В комнате, где Виталия оставили наедине с адвокатом, не было ничего, кроме пластикового столика и двух стульев. Да, еще камера под потолком – и это называется «разговор наедине».
– Камера на случай, если заключенный нападет на адвоката, – объяснил Спенсер, проследив за взглядом Виталия. – Такие случаи не редки, как ни странно. Звук не пишут, это запрещено, коллегия адвокатов жестко реагирует на нарушения, да их и не было в последние годы, так что говорить мы можем свободно.
– Мистер Спенсер, – что ж, Виталий решил говорить свободно, – я вижу единственный способ вытащить мисс Гилмор и меня. Это доказать, что Дина все сделала сама.
– Гхм… – кашлянул адвокат.
– Поймите… – Виталий старался говорить убедительно и убежденно. Доказать он сейчас ничего не мог, Спенсер и не понял бы доказательств, оставалось – убедить. Чтобы поверил. Как в Бога. Никто не может доказать, что Бог есть. Никто не может доказать, что Бога нет. Но убедить, чтобы поверили – в этом человечество преуспело. Нужно найти слова. Слова убедят кого угодно. Смотря в чем, однако…
– Поймите, мистер Спенсер, все произошло потому, что Дина, моя жена, находилась в состоянии комы. Это особое состояние сознания, самое, вообще говоря, естественное для разумного существа, поскольку позволяет… или, точнее, составляет единство… вернее, единение, общность с основным состоянием вещества во Вселенной. Послушайте, мистер Спенсер, не было и нет никакого криминала… ну, кроме свойственной женщинам ревности… это есть, Дина всегда меня ревновала, но на этот раз она… у нее не было оснований, да она и сама говорила… Неважно. Давайте я, наконец, все расскажу с самого начала. Только поймите – начало не в том, что Дина чуть не погибла, и не в том, что у нас так получилось с Айшей. Начало в том, что три четверти вещества во Вселенной находится в так называемом темном состоянии. Это вещество по массе втрое больше всего того, что мы видим, и того, что наблюдают космические обсерватории. Звезды, галактики, квазары, скопления, пыль, газ – это не главное во Вселенной, понимаете, Спенсер? Это лишь четверть массы. Остальное вещество притягивает так же, как и обычное, но в остальном взаимодействует с ним очень слабо. Почти не взаимодействует. Понимаете?
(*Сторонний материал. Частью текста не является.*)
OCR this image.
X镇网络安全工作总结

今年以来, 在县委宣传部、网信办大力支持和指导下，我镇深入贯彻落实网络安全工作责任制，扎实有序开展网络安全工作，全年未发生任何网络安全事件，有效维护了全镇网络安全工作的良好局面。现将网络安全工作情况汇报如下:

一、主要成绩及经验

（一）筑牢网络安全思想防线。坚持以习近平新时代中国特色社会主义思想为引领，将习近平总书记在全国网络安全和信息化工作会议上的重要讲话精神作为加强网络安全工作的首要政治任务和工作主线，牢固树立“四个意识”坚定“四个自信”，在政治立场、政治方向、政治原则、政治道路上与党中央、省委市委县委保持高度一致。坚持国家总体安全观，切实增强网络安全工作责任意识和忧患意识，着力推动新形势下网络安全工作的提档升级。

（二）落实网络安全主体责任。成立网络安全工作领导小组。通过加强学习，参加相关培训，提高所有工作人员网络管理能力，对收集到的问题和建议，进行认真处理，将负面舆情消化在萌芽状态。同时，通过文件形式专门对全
– Нет, – сказал адвокат. Он внимательно наблюдал за Виталием – так психиатр следит за поведением и речами пациента, чтобы точнее поставить диагноз, в необходимости которого у него нет сомнений.
– Что – нет? – переспросил Виталий, почувствовав, как в очередной раз ударился головой о стену непонимания.
– Не понял, – объяснил адвокат. – Давайте вернемся с небес на землю.
– Мы не можем вернуться с небес на землю, – мрачно сказал Виталий, – пока вы не поймете, что именно происходит на небесах.
– Хотите заняться религиозной демагогией? – осведомился Спенсер. – Мистер Дымов, я не знаю ваших соображений, но линию поведения вы выбрали совершенно неправильную. Вы хотите, чтобы я защищал вас и мисс Гилмор? Тогда оставьте риторику и переходите к фактам.
– Если мы не начнем с начала, то ни одного факта объяснить не сможем, вы понимаете это?
– С начала, – проникновенно произнес адвокат, – это с Большого взрыва? В начале, так сказать, сотворил Бог небо и землю.
– Ну… – Виталий вымученно улыбнулся. – Можно сказать и так. Если «небо» – это материя в форме поля, энергии, а «земля» – вещество, то сравнение приемлемо, почему нет?
– Мистер Дымов, – адвокат с деланным безразличием рассматривал свои пальцы – будто пересчитывал, – вы, наверно, путаете меня с Мэнтагом. Его вы можете водить за нос, хотя и в этом случае хорошо бы сначала посоветоваться со мной.
– Я никого не вожу за нос! – воскликнул Виталий. Все бесполезно. Каждый слышит только то, что способен понять. Каждый понимает только то, к чему привык. Каждый привык к тому, чему его научили, что стало его личным опытом. Разве каждый не видит и не осознает только то, что способен понять? Заколдованный круг. Спенсер множество раз сталкивался с проявлениями темного вещества в быту – как и все, как любой человек. И столько раз он говорил себе: «показалось, память подвела, не было этого»?